Question soumise le 25 octobre 2011

M. Jean-Claude Mathis attire l'attention de M. le ministre d'État, ministre des affaires étrangères et européennes, sur la situation des paysans indiens. En effet, ceux-ci se voient privés de leurs terres et donc de moyens de subsistance, par des investisseurs. Le mouvement Ekta Parishad a refusé de baisser les bras et a lancé une marche d'un an à travers le pays. En octobre 2012, 100 000 Indiennes et Indiens réclameront un accès équitable à la terre pour toutes et tous. Des mouvements sociaux, partout dans le monde, soutiennent cette initiative pour faire entendre la voix des sans-terres au gouvernement indien et défendre la souveraineté alimentaire pour tous. Il lui demande sa position sur le sujet.

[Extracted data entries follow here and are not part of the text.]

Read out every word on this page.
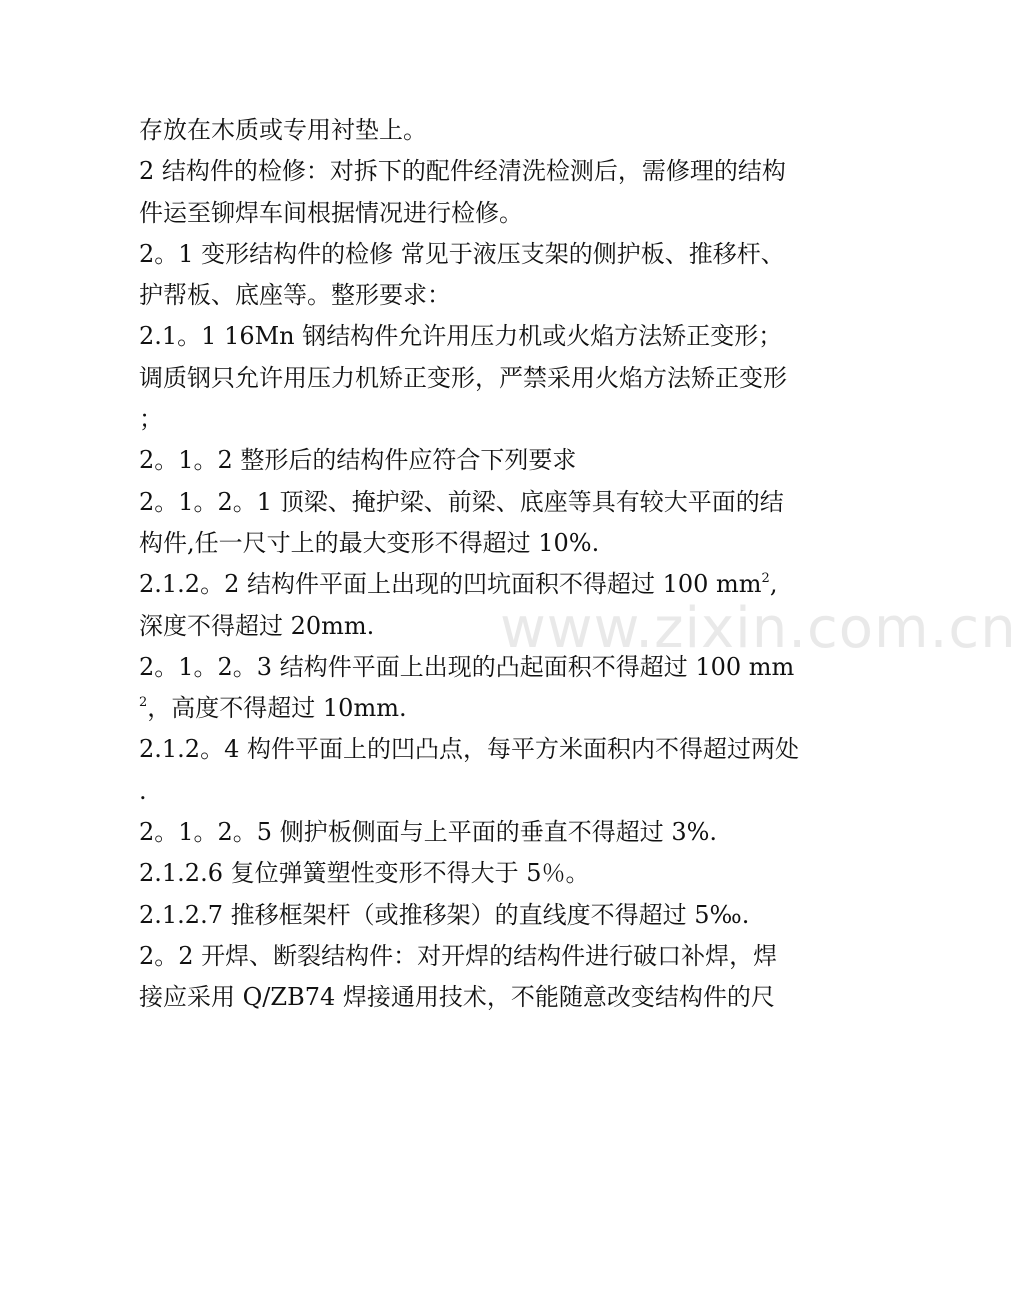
存放在木质或专用衬垫上。

2 结构件的检修：对拆下的配件经清洗检测后，需修理的结构件运至铆焊车间根据情况进行检修。

2。1 变形结构件的检修 常见于液压支架的侧护板、推移杆、护帮板、底座等。整形要求：

2.1。1 16Mn 钢结构件允许用压力机或火焰方法矫正变形；调质钢只允许用压力机矫正变形，严禁采用火焰方法矫正变形；

2。1。2 整形后的结构件应符合下列要求

2。1。2。1 顶梁、掩护梁、前梁、底座等具有较大平面的结构件,任一尺寸上的最大变形不得超过 10%.

2.1.2。2 结构件平面上出现的凹坑面积不得超过 100 $mm^2$,深度不得超过 20mm.

2。1。2。3 结构件平面上出现的凸起面积不得超过 100 $mm^2$，高度不得超过 10mm.

2.1.2。4 构件平面上的凹凸点，每平方米面积内不得超过两处.

2。1。2。5 侧护板侧面与上平面的垂直不得超过 3%.

2.1.2.6 复位弹簧塑性变形不得大于 5％。

2.1.2.7 推移框架杆（或推移架）的直线度不得超过 5‰.

2。2 开焊、断裂结构件：对开焊的结构件进行破口补焊，焊接应采用 Q/ZB74 焊接通用技术，不能随意改变结构件的尺

www.zixin.com.cn
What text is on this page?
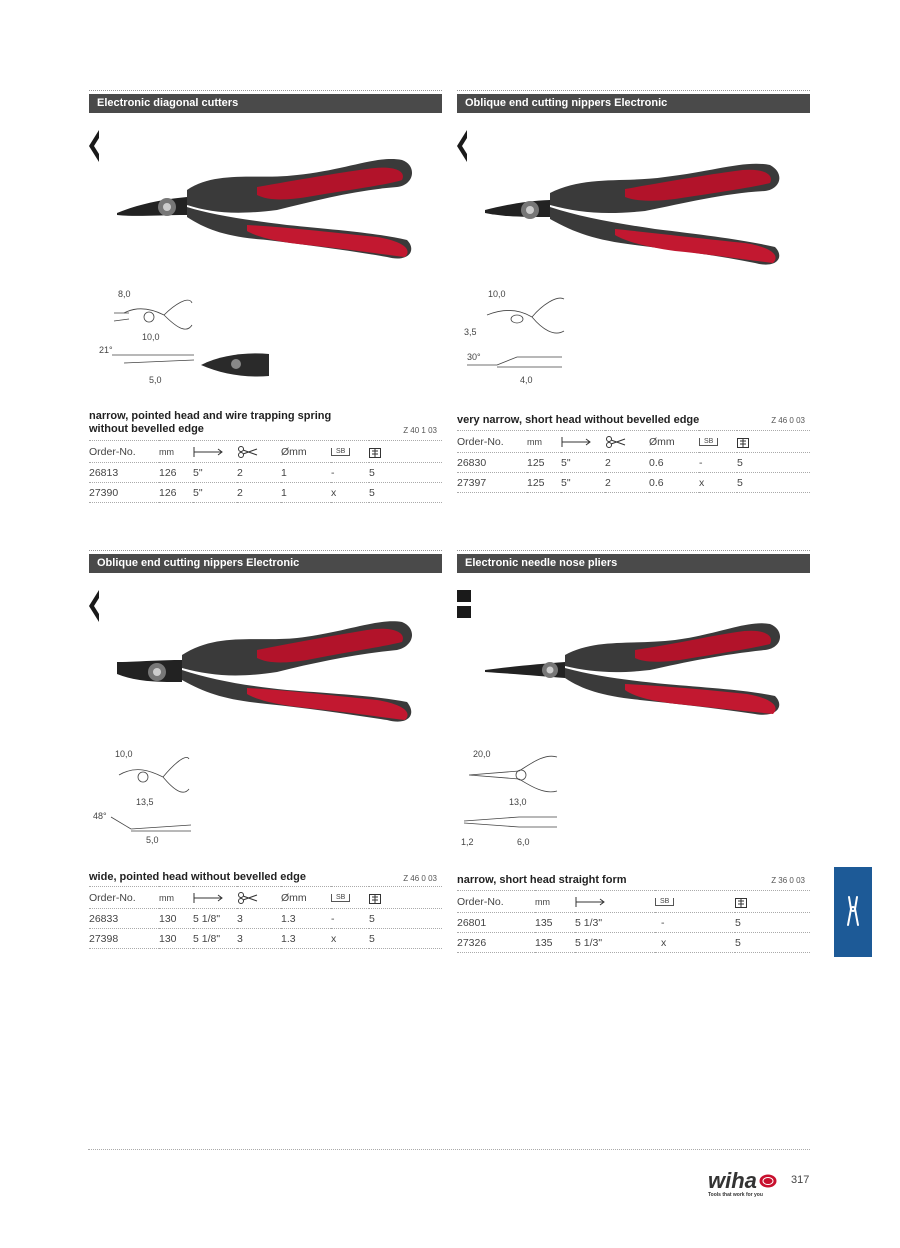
Electronic diagonal cutters
8,0
10,0
21°
5,0
narrow, pointed head and wire trapping spring
without bevelled edge	Z 40 1 03
Order-No.	mm			Ømm	SB	
26813	126	5"	2	1	-	5
27390	126	5"	2	1	x	5
Oblique end cutting nippers Electronic
10,0
3,5
30°
4,0
very narrow, short head without bevelled edge	Z 46 0 03
Order-No.	mm			Ømm	SB	
26830	125	5"	2	0.6	-	5
27397	125	5"	2	0.6	x	5
Oblique end cutting nippers Electronic
10,0
13,5
48°
5,0
wide, pointed head without bevelled edge	Z 46 0 03
Order-No.	mm			Ømm	SB	
26833	130	5 1/8"	3	1.3	-	5
27398	130	5 1/8"	3	1.3	x	5
Electronic needle nose pliers
20,0
13,0
1,2	6,0
narrow, short head straight form	Z 36 0 03
Order-No.	mm		SB	
26801	135	5 1/3"	-	5
27326	135	5 1/3"	x	5
wiha
Tools that work for you
317
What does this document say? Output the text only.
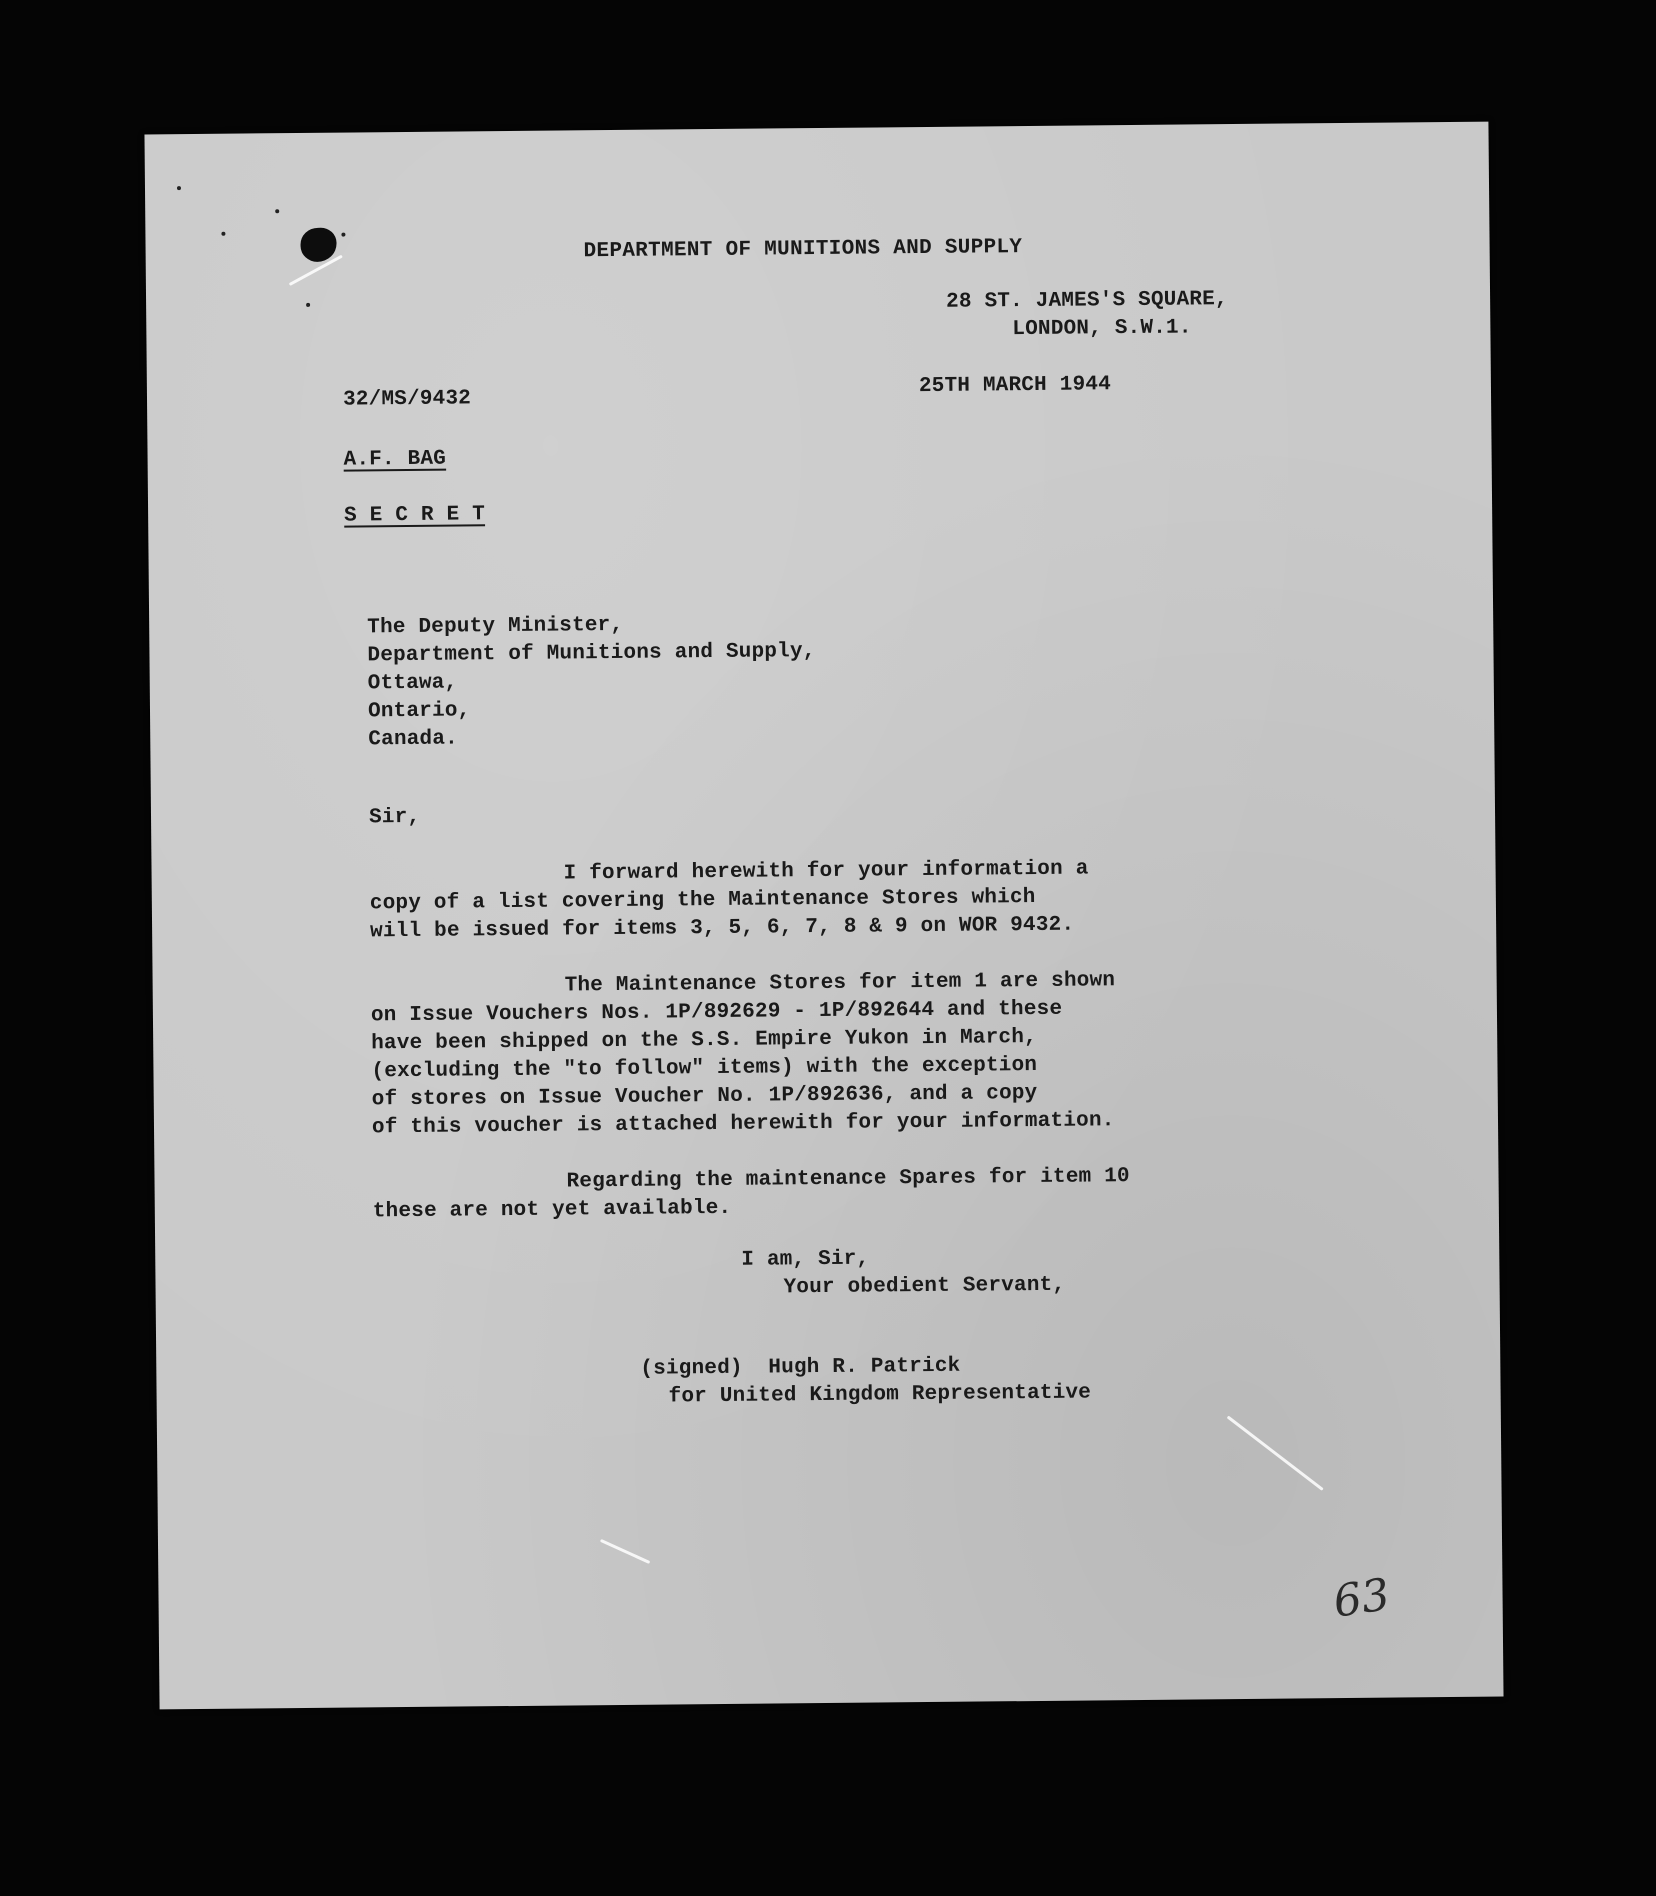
DEPARTMENT OF MUNITIONS AND SUPPLY
28 ST. JAMES'S SQUARE,
LONDON, S.W.1.
32/MS/9432
25TH MARCH 1944
A.F. BAG
S E C R E T
The Deputy Minister,
Department of Munitions and Supply,
Ottawa,
Ontario,
Canada.
Sir,
I forward herewith for your information a
copy of a list covering the Maintenance Stores which
will be issued for items 3, 5, 6, 7, 8 & 9 on WOR 9432.
The Maintenance Stores for item 1 are shown
on Issue Vouchers Nos. 1P/892629 - 1P/892644 and these
have been shipped on the S.S. Empire Yukon in March,
(excluding the "to follow" items) with the exception
of stores on Issue Voucher No. 1P/892636, and a copy
of this voucher is attached herewith for your information.
Regarding the maintenance Spares for item 10
these are not yet available.
I am, Sir,
Your obedient Servant,
(signed)  Hugh R. Patrick
for United Kingdom Representative
63
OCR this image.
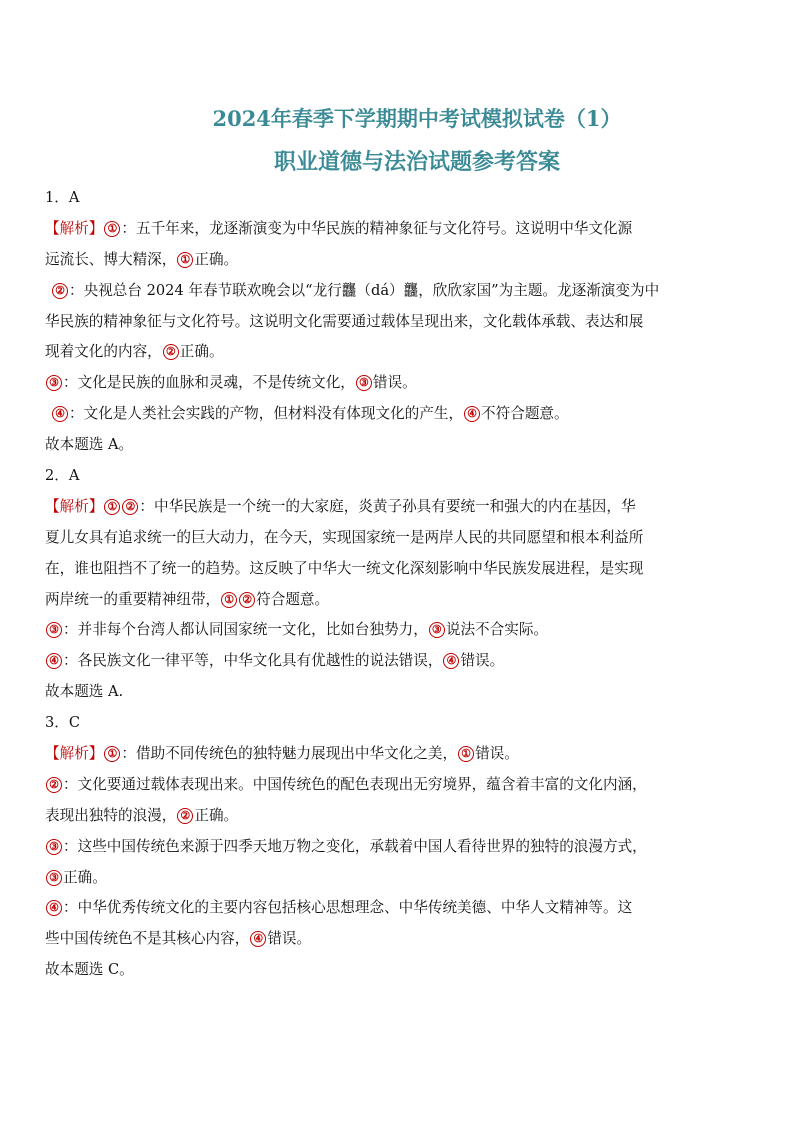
2024年春季下学期期中考试模拟试卷（1）
职业道德与法治试题参考答案
1．A
【解析】 ① ：五千年来，龙逐渐演变为中华民族的精神象征与文化符号。这说明中华文化源
远流长、博大精深， ① 正确。
② ：央视总台 2024 年春节联欢晚会以“龙行龘（dá）龘，欣欣家国”为主题。龙逐渐演变为中
华民族的精神象征与文化符号。这说明文化需要通过载体呈现出来，文化载体承载、表达和展
现着文化的内容， ② 正确。
③ ：文化是民族的血脉和灵魂，不是传统文化， ③ 错误。
④ ：文化是人类社会实践的产物，但材料没有体现文化的产生， ④ 不符合题意。
故本题选 A。
2．A
【解析】 ① ② ：中华民族是一个统一的大家庭，炎黄子孙具有要统一和强大的内在基因，华
夏儿女具有追求统一的巨大动力，在今天，实现国家统一是两岸人民的共同愿望和根本利益所
在，谁也阻挡不了统一的趋势。这反映了中华大一统文化深刻影响中华民族发展进程，是实现
两岸统一的重要精神纽带， ① ② 符合题意。
③ ：并非每个台湾人都认同国家统一文化，比如台独势力， ③ 说法不合实际。
④ ：各民族文化一律平等，中华文化具有优越性的说法错误， ④ 错误。
故本题选 A.
3．C
【解析】 ① ：借助不同传统色的独特魅力展现出中华文化之美， ① 错误。
② ：文化要通过载体表现出来。中国传统色的配色表现出无穷境界，蕴含着丰富的文化内涵，
表现出独特的浪漫， ② 正确。
③ ：这些中国传统色来源于四季天地万物之变化，承载着中国人看待世界的独特的浪漫方式，
③ 正确。
④ ：中华优秀传统文化的主要内容包括核心思想理念、中华传统美德、中华人文精神等。这
些中国传统色不是其核心内容， ④ 错误。
故本题选 C。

Réponse émise le 29 novembre 2011

La question de l'accès à la terre est sensible en Inde. Elle concerne en premier lieu les agriculteurs, mais intéresse également les investisseurs publics et privés. Ceux-ci jouent un rôle important dans le développement du pays et le maintien d'une croissance économique durable, qui est essentiel pour sortir l'Inde de la pauvreté qui touche encore la plus grande partie de sa population. Cette question nécessite la réaffectation d'une partie des terres disponibles pour d'autres usages que l'agriculture : urbanisation, infrastructures, zones industrielles, en gardant un équilibre avec les attentes de ceux qui en dépendent pour leur subsistance. C'est aussi une question d'ordre public et de sécurité intérieure, car elle se pose en des termes vifs dans les zones tribales riches en ressources minières et peut conduire à des affrontements violents. Cette question est prise en compte par les autorités indiennes. Un nouveau projet de loi sur l'acquisition de terres a été rédigé en 2011, et est en cours d'examen par le Parlement indien. La Cour suprême indienne se prononce régulièrement sur des litiges fonciers, et peut annuler les expropriations qu'elle juge abusives, ou revaloriser le montant des compensations. Si la France n'a pas vocation à commenter ces processus internes au fonctionnement des institutions indiennes, qui s'inscrivent dans un cadre démocratique éprouvé, notre réseau diplomatique suit de près les questions soulevées par la société civile et le milieu associatif en Inde dans ce domaine, et contribue activement au débat d'idées dans ce pays. La France suit à ce titre l'action de l'Ekta Parishad, mouvement informel uni par des principes et méthodes de mobilisation hérités de l'action du Mahatma Gandhi, qui agit pour soutenir les revendications des populations pauvres de l'Inde sur l'accès aux terres. Ce mouvement a notamment noué des partenariats de longue date avec des ONG françaises comme Frères des hommes et Gandhi international. Par ailleurs, la France approfondit sa collaboration sur la scène multilatérale avec l'Inde dans plusieurs domaines concernant les intérêts de la population rurale indienne. La sécurité alimentaire est un des piliers de la présidence française du G 20. La France y promeut la régulation du marché des matières premières agricoles, en vue de limiter la volatilité des prix et de réduire la vulnérabilité des agriculteurs aux fluctuations du marché.